Since a young boy I have been intrigued by the continuous transformation of objects and living creatures. I would think about time, memory and the mutability of material life. More than anything, I would reflect on mortality and how different societies deal with death.


When I was just eight-years-old – on the day of my birthday – I lost my grandfather because of a car accident. We mourned his loss the Brazilian Catholic way. It must have been around this time that I heard an intriguing story about an Amazonian tribe that would show sorrow and sadness when there were newborns, while they celebrated their tribesmen’s death with chants. 

Ten years on – again on my birthday – my grandmother died. After a years-long fight with a painful bone cancer her death was received more as a relief, from now on she would rest in peace.
These sad events reinforced the importance of questions about loss, transformations, mourning, memory and death in my young life and how the world deals with it.

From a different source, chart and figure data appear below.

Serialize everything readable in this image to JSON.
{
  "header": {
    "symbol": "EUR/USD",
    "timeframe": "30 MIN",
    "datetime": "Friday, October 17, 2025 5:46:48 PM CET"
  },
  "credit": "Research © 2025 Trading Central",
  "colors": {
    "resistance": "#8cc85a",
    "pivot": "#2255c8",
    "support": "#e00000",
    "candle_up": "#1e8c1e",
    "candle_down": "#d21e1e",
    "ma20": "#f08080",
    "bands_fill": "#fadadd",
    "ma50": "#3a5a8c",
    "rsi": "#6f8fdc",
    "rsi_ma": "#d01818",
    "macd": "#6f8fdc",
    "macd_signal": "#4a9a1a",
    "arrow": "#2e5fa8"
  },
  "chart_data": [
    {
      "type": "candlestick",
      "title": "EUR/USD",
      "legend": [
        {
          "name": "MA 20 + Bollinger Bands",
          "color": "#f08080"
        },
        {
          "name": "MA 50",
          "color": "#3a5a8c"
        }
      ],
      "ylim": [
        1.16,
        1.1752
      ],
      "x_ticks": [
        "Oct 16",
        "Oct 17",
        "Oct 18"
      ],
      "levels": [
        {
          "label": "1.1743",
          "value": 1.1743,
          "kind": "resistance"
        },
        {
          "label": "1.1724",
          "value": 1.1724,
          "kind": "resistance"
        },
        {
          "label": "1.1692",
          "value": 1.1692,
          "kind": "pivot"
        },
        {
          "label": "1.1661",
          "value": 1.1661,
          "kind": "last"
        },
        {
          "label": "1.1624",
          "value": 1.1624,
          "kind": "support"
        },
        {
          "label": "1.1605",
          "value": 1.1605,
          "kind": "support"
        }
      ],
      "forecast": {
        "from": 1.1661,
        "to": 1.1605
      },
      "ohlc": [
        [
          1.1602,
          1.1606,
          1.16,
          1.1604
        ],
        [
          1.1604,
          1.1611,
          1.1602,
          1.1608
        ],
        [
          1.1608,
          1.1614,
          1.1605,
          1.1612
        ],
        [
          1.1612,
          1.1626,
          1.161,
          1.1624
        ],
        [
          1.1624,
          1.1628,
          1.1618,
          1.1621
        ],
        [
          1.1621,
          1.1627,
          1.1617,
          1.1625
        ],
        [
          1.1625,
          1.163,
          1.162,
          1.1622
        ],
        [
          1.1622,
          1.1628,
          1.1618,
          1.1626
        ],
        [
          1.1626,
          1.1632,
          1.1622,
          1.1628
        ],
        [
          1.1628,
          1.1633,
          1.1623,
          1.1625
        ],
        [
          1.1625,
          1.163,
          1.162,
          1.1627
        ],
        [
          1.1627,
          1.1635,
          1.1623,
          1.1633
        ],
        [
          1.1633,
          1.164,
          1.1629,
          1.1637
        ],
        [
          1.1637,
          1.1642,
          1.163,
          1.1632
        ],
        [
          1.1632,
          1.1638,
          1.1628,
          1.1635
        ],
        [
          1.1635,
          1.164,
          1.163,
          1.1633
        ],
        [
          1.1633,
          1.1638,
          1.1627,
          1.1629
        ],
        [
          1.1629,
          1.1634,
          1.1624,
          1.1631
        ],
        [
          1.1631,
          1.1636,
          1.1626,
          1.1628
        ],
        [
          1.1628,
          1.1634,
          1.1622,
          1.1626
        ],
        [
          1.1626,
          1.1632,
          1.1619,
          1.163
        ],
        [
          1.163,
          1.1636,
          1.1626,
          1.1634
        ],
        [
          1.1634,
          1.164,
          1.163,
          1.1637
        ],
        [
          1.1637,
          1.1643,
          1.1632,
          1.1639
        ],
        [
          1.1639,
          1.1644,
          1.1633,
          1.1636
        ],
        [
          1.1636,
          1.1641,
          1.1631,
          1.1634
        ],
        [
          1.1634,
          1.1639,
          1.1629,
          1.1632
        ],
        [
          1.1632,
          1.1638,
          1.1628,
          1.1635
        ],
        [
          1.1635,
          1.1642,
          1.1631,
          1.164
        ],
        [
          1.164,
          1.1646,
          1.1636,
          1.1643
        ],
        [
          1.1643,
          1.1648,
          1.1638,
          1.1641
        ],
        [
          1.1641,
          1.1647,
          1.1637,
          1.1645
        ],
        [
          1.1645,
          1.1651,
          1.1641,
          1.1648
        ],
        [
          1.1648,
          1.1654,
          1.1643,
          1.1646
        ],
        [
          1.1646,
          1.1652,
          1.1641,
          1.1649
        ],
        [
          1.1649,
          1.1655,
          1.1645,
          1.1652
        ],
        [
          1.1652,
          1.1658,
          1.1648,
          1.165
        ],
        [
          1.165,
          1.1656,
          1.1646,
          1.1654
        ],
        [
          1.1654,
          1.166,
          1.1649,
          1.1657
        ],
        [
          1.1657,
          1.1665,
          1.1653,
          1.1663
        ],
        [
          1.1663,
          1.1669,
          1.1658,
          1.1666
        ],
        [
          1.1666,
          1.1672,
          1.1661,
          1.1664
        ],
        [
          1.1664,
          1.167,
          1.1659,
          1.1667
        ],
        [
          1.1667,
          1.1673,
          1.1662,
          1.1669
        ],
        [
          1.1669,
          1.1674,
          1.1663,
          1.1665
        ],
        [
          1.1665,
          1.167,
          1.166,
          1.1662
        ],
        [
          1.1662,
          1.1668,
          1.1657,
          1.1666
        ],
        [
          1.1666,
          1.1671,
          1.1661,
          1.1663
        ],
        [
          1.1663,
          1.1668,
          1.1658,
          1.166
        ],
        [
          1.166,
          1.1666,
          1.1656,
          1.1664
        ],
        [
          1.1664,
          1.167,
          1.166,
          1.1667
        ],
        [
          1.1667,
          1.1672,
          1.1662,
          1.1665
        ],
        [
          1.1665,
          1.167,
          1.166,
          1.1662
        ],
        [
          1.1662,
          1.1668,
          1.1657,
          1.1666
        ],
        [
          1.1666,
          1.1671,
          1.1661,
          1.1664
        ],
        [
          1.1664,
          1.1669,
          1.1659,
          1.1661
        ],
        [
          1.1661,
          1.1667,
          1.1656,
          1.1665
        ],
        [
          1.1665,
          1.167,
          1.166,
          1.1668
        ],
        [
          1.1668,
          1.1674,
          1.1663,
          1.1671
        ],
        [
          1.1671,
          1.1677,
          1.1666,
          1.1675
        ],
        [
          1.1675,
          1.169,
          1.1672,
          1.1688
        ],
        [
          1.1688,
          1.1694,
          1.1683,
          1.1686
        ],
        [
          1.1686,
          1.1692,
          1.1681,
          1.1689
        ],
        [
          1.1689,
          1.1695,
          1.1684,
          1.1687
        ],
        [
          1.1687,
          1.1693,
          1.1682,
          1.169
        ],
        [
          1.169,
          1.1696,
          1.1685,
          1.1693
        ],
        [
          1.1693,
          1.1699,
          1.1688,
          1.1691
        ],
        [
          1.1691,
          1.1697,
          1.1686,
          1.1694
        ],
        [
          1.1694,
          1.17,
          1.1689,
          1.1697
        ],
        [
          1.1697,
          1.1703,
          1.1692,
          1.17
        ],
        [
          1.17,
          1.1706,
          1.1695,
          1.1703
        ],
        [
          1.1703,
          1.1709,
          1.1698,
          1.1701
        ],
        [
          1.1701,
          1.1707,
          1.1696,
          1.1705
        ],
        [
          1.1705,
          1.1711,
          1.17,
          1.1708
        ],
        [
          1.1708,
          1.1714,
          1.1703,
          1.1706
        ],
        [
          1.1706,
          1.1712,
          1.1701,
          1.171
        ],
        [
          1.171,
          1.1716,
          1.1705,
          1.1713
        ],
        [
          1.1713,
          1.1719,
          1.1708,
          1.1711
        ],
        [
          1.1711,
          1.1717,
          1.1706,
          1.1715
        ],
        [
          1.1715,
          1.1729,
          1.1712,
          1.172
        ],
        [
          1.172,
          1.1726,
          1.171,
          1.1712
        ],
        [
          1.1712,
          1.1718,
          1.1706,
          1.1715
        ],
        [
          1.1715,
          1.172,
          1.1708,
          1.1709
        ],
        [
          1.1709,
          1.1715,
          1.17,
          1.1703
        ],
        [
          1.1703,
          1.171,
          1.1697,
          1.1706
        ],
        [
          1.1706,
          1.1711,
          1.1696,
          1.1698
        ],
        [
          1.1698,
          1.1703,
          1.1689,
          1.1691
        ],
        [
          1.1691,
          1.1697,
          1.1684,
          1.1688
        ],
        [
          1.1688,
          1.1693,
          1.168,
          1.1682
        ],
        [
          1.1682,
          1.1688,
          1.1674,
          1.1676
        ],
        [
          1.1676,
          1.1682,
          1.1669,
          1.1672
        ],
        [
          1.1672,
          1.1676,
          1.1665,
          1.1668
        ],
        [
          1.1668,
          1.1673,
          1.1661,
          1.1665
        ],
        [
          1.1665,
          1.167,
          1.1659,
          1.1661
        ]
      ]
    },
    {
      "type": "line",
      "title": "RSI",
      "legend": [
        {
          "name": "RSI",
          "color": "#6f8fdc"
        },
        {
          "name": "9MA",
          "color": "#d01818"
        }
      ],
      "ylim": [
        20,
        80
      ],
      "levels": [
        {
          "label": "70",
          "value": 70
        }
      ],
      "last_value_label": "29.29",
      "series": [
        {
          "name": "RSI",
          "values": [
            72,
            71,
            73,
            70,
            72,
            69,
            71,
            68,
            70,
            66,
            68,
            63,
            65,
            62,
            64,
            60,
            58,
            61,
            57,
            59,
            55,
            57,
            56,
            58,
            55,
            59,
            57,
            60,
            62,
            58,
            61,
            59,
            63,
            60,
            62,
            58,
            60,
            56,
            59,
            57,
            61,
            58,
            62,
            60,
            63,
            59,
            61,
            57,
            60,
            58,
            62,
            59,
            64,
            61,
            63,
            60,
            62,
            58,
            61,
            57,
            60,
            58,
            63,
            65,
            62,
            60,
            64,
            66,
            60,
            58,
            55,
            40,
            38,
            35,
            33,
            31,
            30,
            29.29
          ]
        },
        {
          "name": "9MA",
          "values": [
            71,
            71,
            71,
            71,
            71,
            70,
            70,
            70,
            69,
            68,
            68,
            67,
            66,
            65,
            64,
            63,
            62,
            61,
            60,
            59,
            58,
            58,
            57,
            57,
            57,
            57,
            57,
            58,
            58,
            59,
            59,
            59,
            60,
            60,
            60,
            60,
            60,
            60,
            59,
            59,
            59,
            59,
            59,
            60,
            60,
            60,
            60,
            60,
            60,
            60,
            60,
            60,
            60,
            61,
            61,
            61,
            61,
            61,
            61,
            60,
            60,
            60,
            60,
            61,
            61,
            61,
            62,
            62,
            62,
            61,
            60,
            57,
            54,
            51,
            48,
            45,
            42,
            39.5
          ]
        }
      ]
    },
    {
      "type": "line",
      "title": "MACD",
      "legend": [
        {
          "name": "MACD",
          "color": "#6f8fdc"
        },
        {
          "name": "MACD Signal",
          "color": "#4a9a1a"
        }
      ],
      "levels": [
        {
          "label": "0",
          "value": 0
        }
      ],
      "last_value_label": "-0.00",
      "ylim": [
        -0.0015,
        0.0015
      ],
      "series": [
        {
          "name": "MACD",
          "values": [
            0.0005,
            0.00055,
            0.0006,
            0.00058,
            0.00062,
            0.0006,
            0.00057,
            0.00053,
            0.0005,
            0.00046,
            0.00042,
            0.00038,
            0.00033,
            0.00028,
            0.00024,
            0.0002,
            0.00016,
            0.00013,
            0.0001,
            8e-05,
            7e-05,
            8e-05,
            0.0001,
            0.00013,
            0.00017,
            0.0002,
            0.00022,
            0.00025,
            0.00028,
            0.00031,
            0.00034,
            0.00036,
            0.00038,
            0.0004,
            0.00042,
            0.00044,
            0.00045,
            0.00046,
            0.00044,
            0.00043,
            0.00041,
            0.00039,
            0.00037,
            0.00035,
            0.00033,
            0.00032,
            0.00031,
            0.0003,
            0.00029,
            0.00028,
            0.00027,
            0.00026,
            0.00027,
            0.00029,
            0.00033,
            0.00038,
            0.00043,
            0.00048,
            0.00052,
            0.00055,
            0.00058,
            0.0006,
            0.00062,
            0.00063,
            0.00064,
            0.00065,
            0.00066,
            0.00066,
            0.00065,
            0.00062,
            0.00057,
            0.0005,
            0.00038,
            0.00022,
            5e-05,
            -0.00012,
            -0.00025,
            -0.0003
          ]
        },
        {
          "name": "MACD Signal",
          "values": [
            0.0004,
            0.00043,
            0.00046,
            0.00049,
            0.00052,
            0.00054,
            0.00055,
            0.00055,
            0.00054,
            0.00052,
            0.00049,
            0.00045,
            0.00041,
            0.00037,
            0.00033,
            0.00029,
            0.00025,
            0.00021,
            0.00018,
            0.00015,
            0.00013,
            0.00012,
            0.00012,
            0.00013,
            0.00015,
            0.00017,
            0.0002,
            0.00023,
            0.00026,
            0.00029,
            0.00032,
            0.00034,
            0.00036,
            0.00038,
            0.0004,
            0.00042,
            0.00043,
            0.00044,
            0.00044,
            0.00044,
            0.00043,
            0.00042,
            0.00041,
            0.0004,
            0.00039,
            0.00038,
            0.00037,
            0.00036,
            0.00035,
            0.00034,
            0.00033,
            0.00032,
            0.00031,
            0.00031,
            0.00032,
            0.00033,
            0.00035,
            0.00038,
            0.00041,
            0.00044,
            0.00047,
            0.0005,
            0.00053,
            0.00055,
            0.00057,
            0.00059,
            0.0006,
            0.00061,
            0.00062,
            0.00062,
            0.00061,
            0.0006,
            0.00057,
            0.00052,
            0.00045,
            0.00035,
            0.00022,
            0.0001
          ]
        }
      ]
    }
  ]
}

This project visually investigates the ways Hong Kong society deals with death and the transitory aspects of life, and afterlife.

In my current hometown, fire is an essential element in the burial and commemoration rituals. It transports the burning souls to heaven together with smoke, and it connects the living with the beloved ones that left. Space in Hong Kong is so limited, that spiritual and religious rituals have transformed. Bodies here most often get cremated and legal and illegal columbaria are spread among the Hong Kong mountains.

Everything changes all the time, transitioning constantly to something new.